UBLUKKUT IKALUKTUTIAMIT. TARYUK HIKUYUITTUK HULI. APPITTUK NUNAKPUT PINNIKHIYUK. UMIAKYUAT AYAKTUT UKHUKYUAMIK IKPAKHANI. TAPKUAT UMIAT AKYAKPAKTUT NIKIKHANIKLU TAMAYANIKLU AKHALUTINIKLU KAILIMAIKMIYUT HIKUINAKGUK. GAVAMAKKUT IKAYUKNAHUAT TINGMIAKKUT AKYAKNAHUAT. TUKTUHIUKLIKTUT INUIN. INUIN NAMAINNAKTUT IKALUKTUTIAMI. NAMMAKPAKLUHI.
Welcome to Cambridge Bay, a beautiful busy little town on the tip of Victoria Island.
We are known as Inuinnait, a flourishing healthy fishing place, where our ancestors lived out on the land before the village of Cambridge Bay started being built. Back then there was herds of caribou all over the island, which was our ancestors’ main diet along with fish, seal, ptarmigan, geese/ducks and a more peaceful lifestyle.
Everyone wore traditional clothing made from mostly caribou hides, all handmade with individual designs. In the history of Inuinnait, our beloved ancestors, it was known that if a family had neatly-sewn clothing then you were considered rich, the more you wore beautifully handmade clothing in fur you were the luckiest, and rich because it showed who were looking after their families with food and clothing.
Today’s southern influenced lifestyle to be rich is money, money, money with houses, vehicles, equipment – material rich. Life has changed for many, but the Inuinnait, my people, still continue to hunt for caribou, which is scarce now on our island. When hunters come home with caribou, it is treasured and shared evenly around our community especially to our dear elders.The meat is not wasted, the hides are used for clothing, mats in camps, alliat-sleds.
Today our youth attend school in the communities, parents have jobs in the communities where they earn money to pay for housing, food, etc. On weekends in different seasons our people still go hunting, sealing, fishing. We as Inuinnait have to have our traditional foods, as we crave it, especially when we do not have it for while. Our Inuk bodies and mind, body and soul gets weak, and especially our dear elders get sick. Even just having a small piece of koak to nourish our bodies and then we become alive and better.
Today, it is important to take your sons hunting and to teach the skills to harvest caribou, muskox, fish, seals, ptarmigans, geese, ducks etc. They are taught not to waste anything that is harvested. The hunter brings home his/her catch and the mothers/grandmothers clean the hides and prepare for drying and getting them ready for sewing, and warmth.
This summer I had a pleasure of meeting Inniffum from Pangnirtung. He is 11 years old and speaks Inuktitut fluently.
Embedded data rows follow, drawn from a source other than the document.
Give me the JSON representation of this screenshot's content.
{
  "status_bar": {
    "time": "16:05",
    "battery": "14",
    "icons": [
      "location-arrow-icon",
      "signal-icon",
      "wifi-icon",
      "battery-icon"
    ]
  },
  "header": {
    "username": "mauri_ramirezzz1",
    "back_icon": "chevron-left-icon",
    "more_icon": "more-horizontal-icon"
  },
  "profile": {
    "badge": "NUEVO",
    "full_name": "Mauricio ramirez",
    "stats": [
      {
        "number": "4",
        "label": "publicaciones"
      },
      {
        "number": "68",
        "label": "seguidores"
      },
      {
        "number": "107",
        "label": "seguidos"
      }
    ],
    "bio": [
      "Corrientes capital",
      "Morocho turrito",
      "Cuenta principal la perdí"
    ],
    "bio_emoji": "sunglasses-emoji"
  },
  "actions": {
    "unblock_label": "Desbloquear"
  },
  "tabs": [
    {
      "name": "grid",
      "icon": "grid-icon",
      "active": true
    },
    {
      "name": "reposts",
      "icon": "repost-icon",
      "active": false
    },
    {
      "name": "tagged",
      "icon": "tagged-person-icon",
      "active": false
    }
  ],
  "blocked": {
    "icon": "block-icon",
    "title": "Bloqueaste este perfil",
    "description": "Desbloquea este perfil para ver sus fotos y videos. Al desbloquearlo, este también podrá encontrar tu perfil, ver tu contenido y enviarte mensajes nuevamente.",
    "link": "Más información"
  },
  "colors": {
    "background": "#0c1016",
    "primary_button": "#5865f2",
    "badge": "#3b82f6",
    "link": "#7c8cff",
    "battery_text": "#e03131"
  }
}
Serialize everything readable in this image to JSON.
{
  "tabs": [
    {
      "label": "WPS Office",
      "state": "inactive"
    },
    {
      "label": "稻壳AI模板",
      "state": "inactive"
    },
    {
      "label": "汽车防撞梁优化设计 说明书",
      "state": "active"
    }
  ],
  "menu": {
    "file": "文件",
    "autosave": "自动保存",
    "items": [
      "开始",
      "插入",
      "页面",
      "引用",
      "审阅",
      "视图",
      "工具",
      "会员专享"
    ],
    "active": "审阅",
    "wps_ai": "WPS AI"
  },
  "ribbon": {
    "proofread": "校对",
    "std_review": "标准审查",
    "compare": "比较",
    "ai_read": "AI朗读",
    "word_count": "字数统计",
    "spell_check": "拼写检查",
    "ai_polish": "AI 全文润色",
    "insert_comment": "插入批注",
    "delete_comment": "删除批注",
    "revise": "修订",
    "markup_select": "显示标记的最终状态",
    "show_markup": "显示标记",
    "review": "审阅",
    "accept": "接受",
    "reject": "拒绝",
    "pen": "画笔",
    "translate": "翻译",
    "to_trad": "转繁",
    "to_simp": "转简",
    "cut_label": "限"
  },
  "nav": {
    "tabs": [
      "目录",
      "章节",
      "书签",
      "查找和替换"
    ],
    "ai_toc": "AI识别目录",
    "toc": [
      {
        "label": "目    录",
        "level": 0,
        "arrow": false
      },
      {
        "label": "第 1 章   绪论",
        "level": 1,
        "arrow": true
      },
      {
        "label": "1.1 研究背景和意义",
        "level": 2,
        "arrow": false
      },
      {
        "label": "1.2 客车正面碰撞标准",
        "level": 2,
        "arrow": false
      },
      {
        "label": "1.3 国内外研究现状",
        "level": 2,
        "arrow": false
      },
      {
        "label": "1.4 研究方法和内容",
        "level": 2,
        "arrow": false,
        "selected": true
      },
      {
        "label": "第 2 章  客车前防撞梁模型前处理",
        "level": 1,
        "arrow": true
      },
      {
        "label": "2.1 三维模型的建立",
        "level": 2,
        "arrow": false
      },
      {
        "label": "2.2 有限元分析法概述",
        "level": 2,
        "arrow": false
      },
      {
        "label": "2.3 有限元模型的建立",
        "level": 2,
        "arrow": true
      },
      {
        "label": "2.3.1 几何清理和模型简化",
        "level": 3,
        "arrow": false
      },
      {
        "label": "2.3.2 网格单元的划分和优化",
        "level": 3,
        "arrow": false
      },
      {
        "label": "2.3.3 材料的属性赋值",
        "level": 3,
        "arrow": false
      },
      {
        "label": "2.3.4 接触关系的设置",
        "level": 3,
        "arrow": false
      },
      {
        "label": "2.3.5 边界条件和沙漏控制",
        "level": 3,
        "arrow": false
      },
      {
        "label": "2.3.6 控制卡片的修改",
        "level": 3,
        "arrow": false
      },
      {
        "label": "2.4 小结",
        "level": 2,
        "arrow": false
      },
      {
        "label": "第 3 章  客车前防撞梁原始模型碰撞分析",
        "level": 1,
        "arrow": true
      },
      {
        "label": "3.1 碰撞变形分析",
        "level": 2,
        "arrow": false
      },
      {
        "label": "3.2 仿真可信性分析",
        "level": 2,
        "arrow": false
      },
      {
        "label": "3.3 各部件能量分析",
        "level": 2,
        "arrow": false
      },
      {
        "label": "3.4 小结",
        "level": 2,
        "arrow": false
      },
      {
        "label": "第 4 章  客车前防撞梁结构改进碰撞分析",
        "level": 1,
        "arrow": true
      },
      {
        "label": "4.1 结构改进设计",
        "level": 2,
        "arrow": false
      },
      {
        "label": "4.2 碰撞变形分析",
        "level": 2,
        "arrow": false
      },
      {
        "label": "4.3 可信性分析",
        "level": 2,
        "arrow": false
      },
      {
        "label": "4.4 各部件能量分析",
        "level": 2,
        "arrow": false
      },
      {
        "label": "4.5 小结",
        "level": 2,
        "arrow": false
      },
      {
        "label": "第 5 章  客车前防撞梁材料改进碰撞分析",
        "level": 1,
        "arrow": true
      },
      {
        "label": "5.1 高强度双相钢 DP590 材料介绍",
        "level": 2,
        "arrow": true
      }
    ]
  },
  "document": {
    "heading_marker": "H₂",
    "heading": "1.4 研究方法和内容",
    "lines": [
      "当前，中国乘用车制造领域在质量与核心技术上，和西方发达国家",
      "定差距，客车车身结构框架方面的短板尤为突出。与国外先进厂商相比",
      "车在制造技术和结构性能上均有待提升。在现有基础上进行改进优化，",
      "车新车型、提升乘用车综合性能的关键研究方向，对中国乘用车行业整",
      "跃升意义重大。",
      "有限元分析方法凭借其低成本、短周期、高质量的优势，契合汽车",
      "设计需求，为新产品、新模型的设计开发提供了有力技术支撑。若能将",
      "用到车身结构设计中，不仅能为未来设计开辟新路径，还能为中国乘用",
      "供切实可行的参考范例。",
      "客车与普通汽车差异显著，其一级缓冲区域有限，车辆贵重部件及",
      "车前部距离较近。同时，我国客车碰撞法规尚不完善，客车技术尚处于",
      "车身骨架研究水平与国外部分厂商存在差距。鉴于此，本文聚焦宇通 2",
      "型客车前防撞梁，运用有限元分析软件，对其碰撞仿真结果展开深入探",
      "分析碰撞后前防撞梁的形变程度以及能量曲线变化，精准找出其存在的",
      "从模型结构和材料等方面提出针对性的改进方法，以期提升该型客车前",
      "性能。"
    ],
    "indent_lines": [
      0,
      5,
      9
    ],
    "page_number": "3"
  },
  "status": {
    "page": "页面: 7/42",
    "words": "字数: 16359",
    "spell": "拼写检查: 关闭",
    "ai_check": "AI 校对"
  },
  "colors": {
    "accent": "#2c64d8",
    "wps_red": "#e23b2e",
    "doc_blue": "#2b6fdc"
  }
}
I was so amazed and proud and excited to hear him speaking his first language with his father, grandparents. When you walk into stores and anywhere in the communities in the eastern part of Nunavut, all you hear is Inuktitut with both young and older. This is very important part of our culture, but many of those who were sent off to residential school lost their traditions of language, it affected many of us, sad but true. Today, those of our generation with the legacy of residential schools, we struggle with that now. Many are shy to learn and speak our ancestors’ tongue. The schools, government and colleges are trying to teach the language now. We need more and more lessons offered to our Inuinnait before it is lost. Let us get back our Inuinnak and teach our youth.
To Inniffum and his family, you are so fortunate to have your beautiful language. It brought me tears and proud tears to hear and see this 11-year-old boy carrying on his culture and tradition. I will never forget him, he reminded me of my grandson Felix.
I want to acknowledge and say KOANA to Mary Kilabuk and Joe Enook of Pond Inlet for taking good care of me this summer while I waited for the cruise ship. I was amazed at the most beautiful mountains there and the nice communities in the Baffin area. Grise Fiord I also had the joy of visiting also again with beautiful mountains also. Big hello to Geela Pijamini. It was an honour to be with you all, see you again next summer.
God Be With You Son. Mom will never forget you.